Phase transitions and soft modes in ferroelectric superlattices

Abstract

A theory of periodic ferroelectric multilayers is presented. The multilayer system consists of two alternating ferroelectrics with different transition temperatures. The system is described by a Ginzburg-Landau functional with space-dependent coefficients. In particular, the authors consider the case of a ferroelectric phase transition of first order. Expressions for static properties such as transition temperature, supercooling temperature and polarisation profile are derived. Immediately below the transition temperature there are unpolarised domains within the stronger ferroelectric layers. Their existence is due to the possible phase coexistence of the ordered and disordered phases in the corresponding bulk material.
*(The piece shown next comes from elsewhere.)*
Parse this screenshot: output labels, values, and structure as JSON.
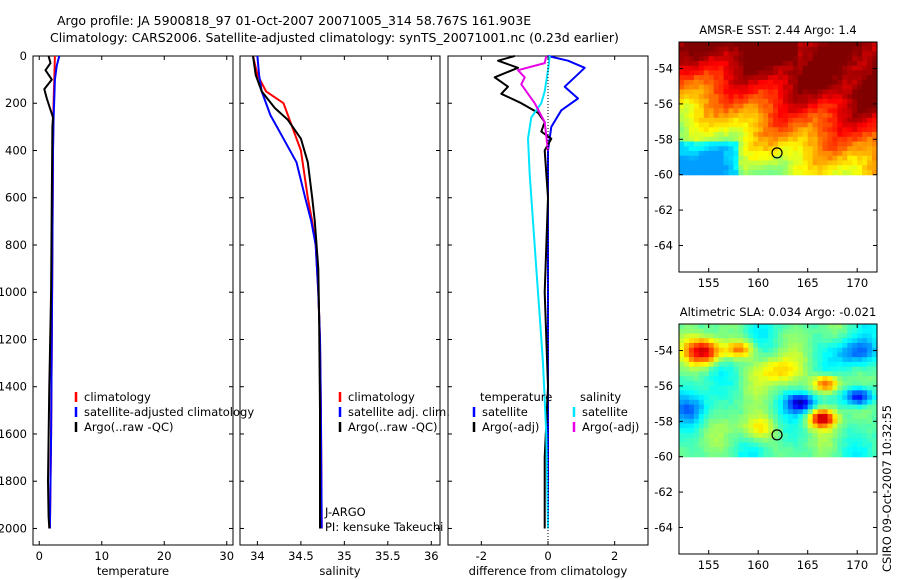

In order to describe the soft-mode dynamics they use phenomenological equations of motion and study the spectrum of transverse optical modes. The lowest bands are almost dispersion-free and the corresponding modes are confined to those layers which have the lower bulk soft-mode frequency. Because the bulk soft modes of the two layers soften at different temperatures the localisation of the modes in one or the other layer depends upon the temperature. This temperature dependence of the mode form can be seen in the lineshape of the polarisation correlation function if the soft-mode damping of the two layers is different. Furthermore, interface modes are shown to exist. Their energy lies below the continuum, confined by the two bulk soft-mode frequencies. These modes result from the special form of the inhomogeneous polarisation profile in a superlattice in contrast to the Fuchs-Kliever interface modes, which have their origin in the long-range dipolar interaction. The number of these bound states depends on the temperature.